The bit I'm most pleased with: repos call a shared reusable workflow from the standards repo, so the review logic and the standards live together. Change the standards, every future review across every repo picks it up. No copy-pasting prompts into twenty repos. No drift.
Does It Work?
PR comments became relevant - people actually read them. The bot went from "thing we dismiss" to "thing we read." Human reviewers stopped writing "use structlog not print" for the hundredth time and started looking at architecture and logic - the stuff humans I actually want human input on.
Writing the standards down also forced conversations we'd been avoiding. "Do we actually require type hints on private functions?" became a real discussion with a real outcome committed to a real file. Worth doing regardless of whether an AI ever reads it.
It's not magic though. The reviewer still occasionally says something daft. Standards go stale. And writing good standards is hard - vague standards produce vague reviews.
The Feedback Loop
Here's the interesting bit.
Early versions of our standards said we preferred pytest over unittest. Reasonable right? Except the reviewer took that and ran with it - flagging every PR that touched a unittest file. "Consider migrating to pytest." On a two-line bug fix. In a file with 400 lines of unittest that nobody was rewriting. Devs getting nagged about a migration that wasn't happening. So we changed the standard - pytest for new test files, follow existing conventions when adding to existing ones, and the reviewer should never flag it. The reviewer taught us our own standard was too blunt.

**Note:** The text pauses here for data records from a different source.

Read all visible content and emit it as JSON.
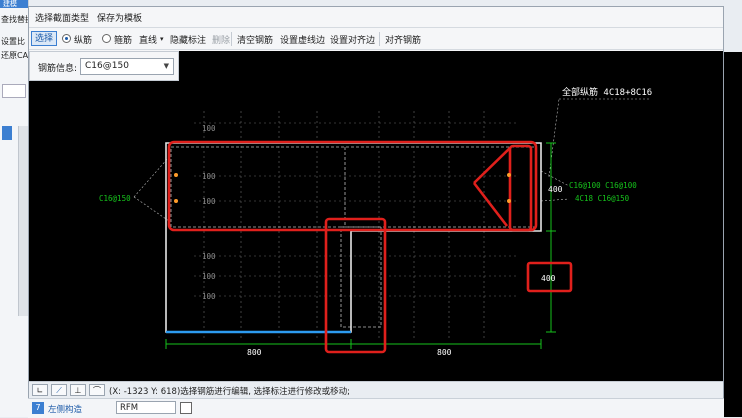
{
  "background_app": {
    "tab_title": "建模",
    "left_labels": [
      "查找替换",
      "设置比",
      "还原CA"
    ],
    "bottom_row": {
      "index": "7",
      "name": "左侧构造",
      "value": "RFM"
    }
  },
  "menu": {
    "items": [
      "选择截面类型",
      "保存为模板"
    ]
  },
  "toolbar": {
    "select": "选择",
    "longitudinal": "纵筋",
    "stirrup": "箍筋",
    "line": "直线",
    "hide_label": "隐藏标注",
    "delete": "删除",
    "clear": "清空钢筋",
    "set_edge": "设置虚线边",
    "set_align_edge": "设置对齐边",
    "align_rebar": "对齐钢筋"
  },
  "rebar_info": {
    "label": "钢筋信息:",
    "value": "C16@150"
  },
  "drawing": {
    "total_label": "全部纵筋 4C18+8C16",
    "left_note": "C16@150",
    "right_note_1": "C16@100 C16@100",
    "right_note_2": "4C18   C16@150",
    "dim_100": "100",
    "dim_400_a": "400",
    "dim_400_b": "400",
    "dim_800_a": "800",
    "dim_800_b": "800"
  },
  "status": {
    "text": "(X: -1323 Y: 618)选择钢筋进行编辑, 选择标注进行修改或移动;"
  },
  "colors": {
    "accent": "#3c7fd1",
    "highlight": "#e0201c",
    "outline": "#e6e6e6",
    "dim": "#16c21c"
  }
}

That's the pattern. The bot flags something too aggressively, that's a signal the standard needs refining. Teams skip a section consistently, maybe it's not worth enforcing. The system that enforces the standards is also generating the signal about whether they're any good.
Close the loop properly and it gets really interesting. The reviewer catches issues, the patterns inform the standards, better standards make the reviewer better, which means the AI assistants writing the code get better context too.. and suddenly you don't have a document someone maintains. You have a living thing that learns what "good" means for your team.